Parliamentarians and lawmakers in France have been discussing how to leverage blockchain technology to streamline routine business processes.

“2018 Was The Year Zero Of Blockchain Popularization”

Jean-Michel Mis, a seasoned politician who was elected to the French National Assembly last year, remarked during a parliamentary meeting that “2018 was the year zero of the popularization of blockchain in France. The year 2019 must be that of the emergence of this ecosystem.”

Going on to recommend a 500 million Euros strategic investment over the next three years, Jean-Michel called for a redeployment of credits which have currently been allocated to the nation’s blockchain development efforts. These credits were granted earlier to the country’s National Research Agency and the French Public Investment Bank (Bpifrance).

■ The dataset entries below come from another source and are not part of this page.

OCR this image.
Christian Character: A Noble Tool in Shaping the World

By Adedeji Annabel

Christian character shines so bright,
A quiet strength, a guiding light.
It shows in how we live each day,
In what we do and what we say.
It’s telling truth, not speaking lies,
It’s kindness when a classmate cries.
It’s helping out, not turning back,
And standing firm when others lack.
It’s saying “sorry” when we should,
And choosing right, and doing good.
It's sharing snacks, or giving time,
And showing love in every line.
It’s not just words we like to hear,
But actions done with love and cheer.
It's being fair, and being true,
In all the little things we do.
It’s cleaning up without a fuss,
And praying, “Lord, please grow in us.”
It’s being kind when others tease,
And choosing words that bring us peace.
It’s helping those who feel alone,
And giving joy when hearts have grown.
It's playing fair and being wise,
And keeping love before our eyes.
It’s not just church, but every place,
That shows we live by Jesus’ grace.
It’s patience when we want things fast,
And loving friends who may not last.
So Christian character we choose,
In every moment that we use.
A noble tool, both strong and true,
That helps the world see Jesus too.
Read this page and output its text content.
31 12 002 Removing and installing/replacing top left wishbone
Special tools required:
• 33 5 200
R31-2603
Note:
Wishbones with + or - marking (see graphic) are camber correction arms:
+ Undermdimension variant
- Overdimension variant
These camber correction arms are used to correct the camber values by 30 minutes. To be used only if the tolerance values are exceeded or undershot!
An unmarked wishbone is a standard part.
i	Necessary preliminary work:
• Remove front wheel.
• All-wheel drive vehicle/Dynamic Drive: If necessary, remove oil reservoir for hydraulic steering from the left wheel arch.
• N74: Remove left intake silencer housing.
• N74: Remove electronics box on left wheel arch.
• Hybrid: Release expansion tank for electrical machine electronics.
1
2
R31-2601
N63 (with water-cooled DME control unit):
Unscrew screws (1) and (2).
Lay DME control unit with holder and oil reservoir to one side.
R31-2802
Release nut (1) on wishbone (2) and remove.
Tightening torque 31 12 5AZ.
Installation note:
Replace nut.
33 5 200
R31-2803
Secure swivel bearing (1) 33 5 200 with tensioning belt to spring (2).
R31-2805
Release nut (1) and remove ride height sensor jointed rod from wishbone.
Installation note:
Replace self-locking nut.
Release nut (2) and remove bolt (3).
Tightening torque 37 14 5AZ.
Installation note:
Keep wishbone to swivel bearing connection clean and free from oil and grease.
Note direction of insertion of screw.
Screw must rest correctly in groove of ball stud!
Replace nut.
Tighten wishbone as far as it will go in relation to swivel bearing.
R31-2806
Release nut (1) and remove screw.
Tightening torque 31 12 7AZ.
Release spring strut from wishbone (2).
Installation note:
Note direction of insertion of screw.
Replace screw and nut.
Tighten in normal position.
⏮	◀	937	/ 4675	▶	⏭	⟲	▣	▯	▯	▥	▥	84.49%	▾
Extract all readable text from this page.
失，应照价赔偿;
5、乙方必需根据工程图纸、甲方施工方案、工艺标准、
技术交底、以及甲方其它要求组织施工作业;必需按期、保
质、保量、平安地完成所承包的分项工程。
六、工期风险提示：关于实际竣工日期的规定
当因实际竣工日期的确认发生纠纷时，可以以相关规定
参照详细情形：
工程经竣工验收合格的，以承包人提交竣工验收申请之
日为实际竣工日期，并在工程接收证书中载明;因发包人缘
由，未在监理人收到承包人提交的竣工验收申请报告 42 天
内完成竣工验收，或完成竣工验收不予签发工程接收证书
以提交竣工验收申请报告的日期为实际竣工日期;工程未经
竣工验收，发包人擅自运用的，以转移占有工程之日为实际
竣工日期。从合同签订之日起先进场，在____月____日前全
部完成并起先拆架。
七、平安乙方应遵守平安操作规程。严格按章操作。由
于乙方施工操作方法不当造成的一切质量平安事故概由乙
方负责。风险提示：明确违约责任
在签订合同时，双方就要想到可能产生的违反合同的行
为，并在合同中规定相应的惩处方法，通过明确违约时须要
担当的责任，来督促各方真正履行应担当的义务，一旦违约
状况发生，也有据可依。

The new estimate of €500 million is considerably lower than the €1.5 billion of public credits announced by French president Emmanuel Macron (in March) for artificial intelligence (AI) related projects. Announced in March 2018, France’s 2022 AI initiative is part of the nation’s larger effort to become a “startup nation.”

“We Are Clearly Behind AI”

Although not as many funds have been allocated for DLT-related developments, Jean-Michel Mis explained:

The problem is not the same. We are clearly behind AI. Not to mention that at the level of the blockchain, we are still at the level of priming and amounts to be deployed are less important to support the development of the sector.

Adding her own recommendations, National Assembly member Laure de La Raudière remarked:

With the blockchain, we would like France to take the lead this time. France must define a state strategy around the blockchain.

In previous meetings held by French lawmakers, a few elected officials had recommended that the country explore the feasibility of launching a central bank digital currency (CBDC). According to Laure: “[A CBDC] would have a symbolic and practical impact since the blockchain suffers from a slightly degraded image because of the volatility of bitcoin.”

Classifying Mining As An “Electro-Intensive Activity”

Additionally, French parliamentarians have called for classifying cryptocurrency mining as an “electro-intensive activity.” This type of classification could potentially benefit private firms in the country as it would help reduce the utilization rate of France’s public electricity network (Turpe).

While noting the importance of the evolving digital currency mining sector, Jean-Michel Mis suggested:

We have to have our own mining farms in France.

Currently, the mining industry is dominated by countries such as China, Georgia, and Sweden.

Notably, these new proposals have come shortly after French MPs voted to approve the PLF 2019 and Pact Act, both of which aim to clarify regulatory policies related to the taxation of digital assets and other activities involving crypto transactions.